No my mother is not jealous of me. She actually wants me to be better than her. Although I am still trying to be 1/2 the mother and friend she hs been to me. 

carterscutie85
by *Shanny's Stalker* on Nov. 28, 2010 at 2:20 PM

My mom can't stand the fact I refuse to turn out like her, who was married 5 times, never worked, did drugs and never drove. So yeah, she is jealous I am not like that.

pinkjimmies06
by ♥ Jaime ♥ on Nov. 28, 2010 at 2:23 PM

No I wish I felt as proud of myself as my mother does of me. Unfortunately I set that bar so high for myself, it really bugs me. Ugh, I hope I don't pass that on to DD.

Christy644
by on Nov. 28, 2010 at 2:24 PM

My mo is very proud of who I am.
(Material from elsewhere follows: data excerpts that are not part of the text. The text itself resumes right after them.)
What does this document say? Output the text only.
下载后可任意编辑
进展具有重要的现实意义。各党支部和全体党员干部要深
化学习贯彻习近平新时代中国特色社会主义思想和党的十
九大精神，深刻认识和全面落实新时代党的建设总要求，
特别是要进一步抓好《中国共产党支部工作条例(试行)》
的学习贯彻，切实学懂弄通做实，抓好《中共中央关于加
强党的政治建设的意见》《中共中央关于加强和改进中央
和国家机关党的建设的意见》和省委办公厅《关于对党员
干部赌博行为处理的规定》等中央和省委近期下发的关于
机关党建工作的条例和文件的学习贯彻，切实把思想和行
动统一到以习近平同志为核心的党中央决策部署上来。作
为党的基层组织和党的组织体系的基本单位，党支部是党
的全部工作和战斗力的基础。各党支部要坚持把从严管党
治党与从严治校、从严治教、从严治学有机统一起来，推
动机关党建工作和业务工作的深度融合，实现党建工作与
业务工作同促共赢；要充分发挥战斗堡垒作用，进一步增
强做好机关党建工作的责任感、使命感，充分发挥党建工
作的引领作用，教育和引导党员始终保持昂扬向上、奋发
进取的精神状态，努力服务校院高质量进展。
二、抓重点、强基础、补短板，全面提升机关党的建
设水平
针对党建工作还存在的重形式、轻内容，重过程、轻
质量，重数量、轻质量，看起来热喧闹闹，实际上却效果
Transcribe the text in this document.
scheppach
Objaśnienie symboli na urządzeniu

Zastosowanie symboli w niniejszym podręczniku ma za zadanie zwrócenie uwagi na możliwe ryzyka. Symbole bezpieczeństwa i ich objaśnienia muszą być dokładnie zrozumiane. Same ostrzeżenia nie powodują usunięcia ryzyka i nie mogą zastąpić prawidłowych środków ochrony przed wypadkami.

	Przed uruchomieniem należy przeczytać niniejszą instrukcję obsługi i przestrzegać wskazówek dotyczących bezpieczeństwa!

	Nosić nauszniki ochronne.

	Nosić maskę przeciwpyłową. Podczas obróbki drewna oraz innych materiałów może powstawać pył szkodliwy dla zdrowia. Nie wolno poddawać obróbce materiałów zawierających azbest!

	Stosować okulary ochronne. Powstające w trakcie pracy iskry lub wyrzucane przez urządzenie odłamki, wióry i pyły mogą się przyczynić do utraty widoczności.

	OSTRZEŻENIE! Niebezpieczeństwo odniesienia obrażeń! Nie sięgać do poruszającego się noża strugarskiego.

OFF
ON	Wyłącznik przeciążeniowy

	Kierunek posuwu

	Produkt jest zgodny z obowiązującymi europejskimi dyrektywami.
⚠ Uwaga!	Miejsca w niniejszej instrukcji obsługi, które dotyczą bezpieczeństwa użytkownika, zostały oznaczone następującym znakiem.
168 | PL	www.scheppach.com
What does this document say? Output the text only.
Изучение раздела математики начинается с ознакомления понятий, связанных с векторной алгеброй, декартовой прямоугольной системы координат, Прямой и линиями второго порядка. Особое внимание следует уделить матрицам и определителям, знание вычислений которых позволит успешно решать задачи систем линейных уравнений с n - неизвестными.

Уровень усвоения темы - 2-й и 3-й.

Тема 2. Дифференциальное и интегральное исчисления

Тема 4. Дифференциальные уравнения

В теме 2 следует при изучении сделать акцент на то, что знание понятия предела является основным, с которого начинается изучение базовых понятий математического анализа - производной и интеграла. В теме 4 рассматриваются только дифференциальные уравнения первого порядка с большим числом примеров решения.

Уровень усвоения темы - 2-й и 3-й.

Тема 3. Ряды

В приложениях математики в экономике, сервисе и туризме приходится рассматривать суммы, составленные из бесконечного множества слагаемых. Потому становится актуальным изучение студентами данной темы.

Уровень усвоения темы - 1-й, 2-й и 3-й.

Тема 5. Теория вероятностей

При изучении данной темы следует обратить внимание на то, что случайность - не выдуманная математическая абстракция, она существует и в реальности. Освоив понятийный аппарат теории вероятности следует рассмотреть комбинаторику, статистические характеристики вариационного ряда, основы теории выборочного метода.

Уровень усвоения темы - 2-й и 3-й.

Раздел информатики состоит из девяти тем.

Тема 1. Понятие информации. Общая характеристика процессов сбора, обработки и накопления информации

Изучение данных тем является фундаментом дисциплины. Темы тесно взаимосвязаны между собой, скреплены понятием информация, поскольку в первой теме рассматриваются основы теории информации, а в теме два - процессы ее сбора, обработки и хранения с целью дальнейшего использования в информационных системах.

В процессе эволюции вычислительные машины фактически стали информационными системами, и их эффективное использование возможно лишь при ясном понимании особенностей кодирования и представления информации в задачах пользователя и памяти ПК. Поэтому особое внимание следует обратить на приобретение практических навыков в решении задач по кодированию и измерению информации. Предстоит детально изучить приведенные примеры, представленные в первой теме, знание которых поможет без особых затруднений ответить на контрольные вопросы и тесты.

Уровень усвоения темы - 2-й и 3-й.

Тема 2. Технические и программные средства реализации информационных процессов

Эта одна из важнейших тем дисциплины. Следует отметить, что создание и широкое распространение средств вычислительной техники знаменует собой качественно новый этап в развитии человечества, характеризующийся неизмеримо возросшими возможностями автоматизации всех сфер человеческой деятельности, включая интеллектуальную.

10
We are good friends. We haven't ever really had the mother daughter relationship. She SUCKED as a mom. But as we both grew up a bit we realized we are a lot alike in many ways and support each other as friends. 

imuney
by Platinum Member on Nov. 28, 2010 at 2:25 PM

Man I could write a book about this. My sister and I are constantly talking about how our mother tries sabotage everything we do. Its harder on my sister bc she is younger than me and still living in the same town as mom but I married and moved out of state years ago so I just tune her out. It makes me mad sometimes but I know I cant change her. I told DH I feel like the only thing I can do is be better toward my daughter so that the trail stops with her. Hopefully if I am better to her then she will be better to her daughter and so on.